Nous résumons le dernier paragraphe que la Review veut bien nous consacrer : « …Si M. d’Arles en avait référé aux deux volumes d’archives publiés par le gouvernement de la Nouvelle-Écosse depuis l’apparition de l’ouvrage édité par M. Akins, il ne serait pas tombé (p. 309) dans une erreur déjà vieille, dont un gouverneur anglais est responsable, à savoir que les terres des Acadiens ne furent jamais dûment arpentées… »

À ceci nous répondrons : cette erreur, si erreur il y a, n’est pas le fait d’un gouverneur anglais seulement, mais de deux au moins, et des plus considérables. Nous donnons dans notre ouvrage ce qu’a dit là-dessus, à maintes reprises, le gouverneur Mascarène. Nous citerons ici l’affirmation non moins positive du gouverneur Lawrence : « How difficult it is for the courts to give judgments in cases where the disputes relate to the Bonds of Lands that have never as yet been surveyed that we know of. » (Lawrence to Board of Trade, December 5th 1753.)
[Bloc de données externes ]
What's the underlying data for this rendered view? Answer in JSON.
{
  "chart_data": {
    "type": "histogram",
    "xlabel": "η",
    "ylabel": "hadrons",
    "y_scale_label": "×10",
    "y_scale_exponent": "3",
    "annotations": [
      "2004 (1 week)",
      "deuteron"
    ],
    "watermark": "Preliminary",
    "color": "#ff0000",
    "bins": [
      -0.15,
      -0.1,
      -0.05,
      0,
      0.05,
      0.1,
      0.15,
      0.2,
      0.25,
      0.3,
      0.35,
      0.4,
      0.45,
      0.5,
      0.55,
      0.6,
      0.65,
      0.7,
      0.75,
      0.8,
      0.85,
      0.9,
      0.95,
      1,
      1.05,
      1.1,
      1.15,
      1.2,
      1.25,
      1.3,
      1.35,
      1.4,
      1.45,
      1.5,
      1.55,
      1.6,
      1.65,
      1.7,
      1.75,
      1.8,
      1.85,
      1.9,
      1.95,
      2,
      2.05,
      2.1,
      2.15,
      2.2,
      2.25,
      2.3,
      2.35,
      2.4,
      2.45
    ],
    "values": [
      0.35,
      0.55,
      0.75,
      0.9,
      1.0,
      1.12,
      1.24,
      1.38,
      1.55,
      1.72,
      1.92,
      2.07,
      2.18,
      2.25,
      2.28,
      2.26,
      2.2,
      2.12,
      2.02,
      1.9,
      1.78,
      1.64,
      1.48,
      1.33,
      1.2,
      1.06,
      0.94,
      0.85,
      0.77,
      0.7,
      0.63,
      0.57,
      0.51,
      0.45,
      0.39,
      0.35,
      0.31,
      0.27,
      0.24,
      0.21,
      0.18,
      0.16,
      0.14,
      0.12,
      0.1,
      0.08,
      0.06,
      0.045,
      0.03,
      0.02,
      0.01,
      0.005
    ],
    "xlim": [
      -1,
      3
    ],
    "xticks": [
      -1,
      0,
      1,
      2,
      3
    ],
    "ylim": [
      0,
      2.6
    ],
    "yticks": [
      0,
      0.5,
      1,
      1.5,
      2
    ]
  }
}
L’auteur de l’article termine en disant que dans Acadie, « quelques noms propres sont défigurés et que d’autres fautes typographiques se présentent. Il y a (également) un contraste très marqué entre le portrait de l’auteur (d’après une photographie), dans l’édition de 1895, et l’idéalisation qu’en a faite Hébert dans le présent ouvrage (c’est nous qui soulignons).

Nous concédons que certains noms propres sont mal épelés dans Acadie, et nous avons admis plus haut qu’il s’y était glissé aussi des fautes d’impression. Seulement, nous ne comprenons guère qu’un critique, qui est si délicat en pareille matière, ait trouvé le moyen, dans un article de deux pages, de laisser passer deux grosses fautes du même ordre : ADouard pour Édouard Richard, et The Rev. J. Drummond pour Lewis Drummond. Quant à sa suprême réflexion, l’on pourrait en conclure, sans manquer le moins du monde à la charité, que l’auteur ne sait rien de ce qu’est l’art. Il s’étonne de voir qu’il y a contraste entre une photographie et un modelage d’artiste ! Est-ce naïveté ? Est-ce pure ignorance des lois fondamentales de l’art ? Pour toute réponse, nous lui citerons la parole célèbre d’Ernest Hello : « Réaliser l’idéal et idéaliser le réel, — telle est la fonction de l’art. »

Henri d’Arles.



  1. Émile Salone. La colonisation de la Nouvelle-France, Préface p. vi.